It’s always interesting to hear what Ryan Petersen of Flexport has to say about trade. In addition to being a top executive in the shipping 3PL arena, he’s often an astute economic observer.
And he’s echoing a refrain lots of ocean shipping customers are singing. Predictability and sticking to schedules is very important. How many times do ocean carriers have to hear the message?
It goes on and on. Truckers at ports are constantly being rattled by individual contract specifications that are probable violations of law. Chassis, as usual, are one of the flash points. There’s always something new to write about when we look at chassis use around ports.
The article has a series of links to past stories in this chain of events, making it quite easy to follow. At play is a $1.8 billion lawsuit against OCEMA, the ocean carriers’ vehicle for providing chassis for their containers.
Because of US liability laws the ocean carriers didn’t want to own chassis in the US. They then found that in the US they could not force truckers to own chassis. there’s a nice game theoretic reason why that won’t work economically. So they (and others) had to create pools. But now they want to control the pool activities.

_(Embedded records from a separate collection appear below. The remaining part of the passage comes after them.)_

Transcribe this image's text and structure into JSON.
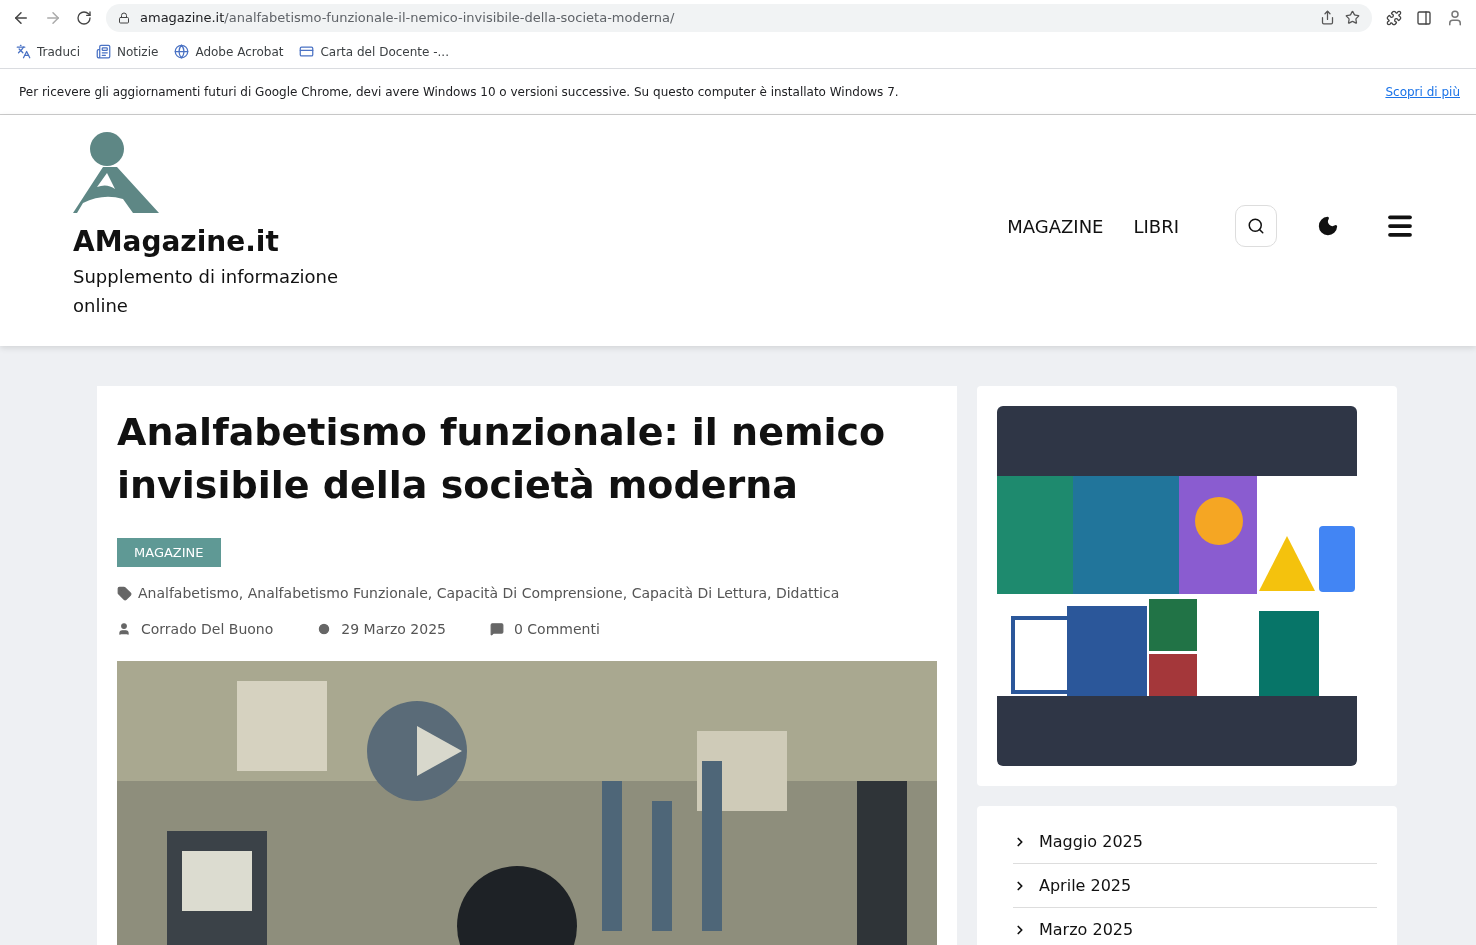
{
  "browser": {
    "url_host": "amagazine.it",
    "url_path": "/analfabetismo-funzionale-il-nemico-invisibile-della-societa-moderna/"
  },
  "bookmarks": [
    {
      "label": "Traduci",
      "kind": "translate"
    },
    {
      "label": "Notizie",
      "kind": "news"
    },
    {
      "label": "Adobe Acrobat",
      "kind": "globe"
    },
    {
      "label": "Carta del Docente -...",
      "kind": "card"
    }
  ],
  "infobar": {
    "message": "Per ricevere gli aggiornamenti futuri di Google Chrome, devi avere Windows 10 o versioni successive. Su questo computer è installato Windows 7.",
    "link": "Scopri di più"
  },
  "site": {
    "name": "AMagazine.it",
    "tagline": "Supplemento di informazione online",
    "nav": [
      "MAGAZINE",
      "LIBRI"
    ]
  },
  "article": {
    "title": "Analfabetismo funzionale: il nemico invisibile della società moderna",
    "category": "MAGAZINE",
    "tags": "Analfabetismo, Analfabetismo Funzionale, Capacità Di Comprensione, Capacità Di Lettura, Didattica",
    "author": "Corrado Del Buono",
    "date": "29 Marzo 2025",
    "comments": "0 Commenti",
    "image": {
      "kind": "picture"
    }
  },
  "sidebar": {
    "banner": {
      "kind": "picture"
    },
    "archive": [
      "Maggio 2025",
      "Aprile 2025",
      "Marzo 2025"
    ]
  }
}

You can’t have it both ways– be out of the business, and running it at the same time!
Is PSR just another shorthand for cost cutting? It seems shippers think they are getting more financial responsibility for admin and maintenance now that most class I rails have adopted PSR practices.
Firms are usually trying to save money. And with the declines and constraints of COVID-19, I’m sure cost cutting is being practiced. but are shippers seeing the short end of the stick on important practices?
It would not surprise me; perhaps rails need a warning to shape up.